Contemporary painter based in Los Cabos, Baja California Sur.

My work explores identity through gestural abstraction, material experimentation, and symbolic repetition. At the core of my practice is an existential urgency: painting as a space for externalizing inner states and for exploring how emotions, matter, and life itself transcend. Rather than delivering fixed messages, my work invites the viewer into a shared emotional field — a place to sit with contradictions and to inhabit the paradox of pain that lingers as a strangely pleasurable trace.

Building on earlier series such as Flowers I Never Gave (2025), my current practice has shifted from floral motifs to a deeper dialogue with gesture, material, and transformation. I work with raw cotton fabric and handmade pigments, including bone black created from animal remains, where each brushstroke is conceived as an event: a pulse that registers intensity, silence, and the possibility of rebirth. The black I create is never neutral — it carries the memory of fire, the trace of life consumed, and the continuity of that life within art.

Equally central to my process is the imprimatura, prepared by hand with rabbit-skin glue, calcium carbonate, and mineral pigments gathered from the Baja desert. Far from being a neutral ground, this artisanal base builds layered chromatic depth and a ritual atmosphere that frames the gesture while rooting each work in the geography and material memory of place.

My visual language emphasizes the tension between density and emptiness, matte and shine, rawness and refinement. Wide, forceful marks coexist with moments of stillness and pause, invoking both violence and serenity. Ultimately, my painting is less an image than an encounter with matter, time, and transcendence — a way of seeking permanence through the transformation of materials, memory, and gesture.
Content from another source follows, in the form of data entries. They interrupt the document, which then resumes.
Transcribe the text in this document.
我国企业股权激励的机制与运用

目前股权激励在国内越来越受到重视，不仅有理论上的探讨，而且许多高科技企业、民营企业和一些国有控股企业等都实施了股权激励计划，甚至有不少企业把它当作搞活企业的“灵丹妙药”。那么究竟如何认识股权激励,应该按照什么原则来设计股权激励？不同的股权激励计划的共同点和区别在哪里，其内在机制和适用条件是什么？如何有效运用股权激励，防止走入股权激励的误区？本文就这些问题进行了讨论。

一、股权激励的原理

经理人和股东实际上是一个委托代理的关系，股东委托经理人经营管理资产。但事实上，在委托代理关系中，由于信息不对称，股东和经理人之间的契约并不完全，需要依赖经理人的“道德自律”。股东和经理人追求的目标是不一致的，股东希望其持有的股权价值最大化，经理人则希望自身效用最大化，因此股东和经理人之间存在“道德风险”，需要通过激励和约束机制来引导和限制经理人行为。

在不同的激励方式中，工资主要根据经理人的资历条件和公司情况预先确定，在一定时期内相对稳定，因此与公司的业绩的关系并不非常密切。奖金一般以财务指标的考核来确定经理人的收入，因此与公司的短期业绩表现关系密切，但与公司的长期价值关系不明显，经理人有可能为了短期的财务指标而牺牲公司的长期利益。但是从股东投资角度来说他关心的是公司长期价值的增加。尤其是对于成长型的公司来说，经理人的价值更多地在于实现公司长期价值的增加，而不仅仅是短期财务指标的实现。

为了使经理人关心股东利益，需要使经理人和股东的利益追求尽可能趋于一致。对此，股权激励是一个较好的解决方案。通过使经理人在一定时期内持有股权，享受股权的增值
My creative path began with graffiti and poetic street interventions in my teenage years, later evolving through figurative drawing and extensive work in photography. Over time, painting emerged as the medium capable of holding both instinct and reflection. Today, my practice moves toward the materiality of pigment itself — dialoguing with the traditions of Dansaekhwa and the material consciousness of Mono-ha, while asserting its own path: an existential urgency rooted in the desert landscape and the rituals of prehispanic Mexico and contemporary Baja California Sur.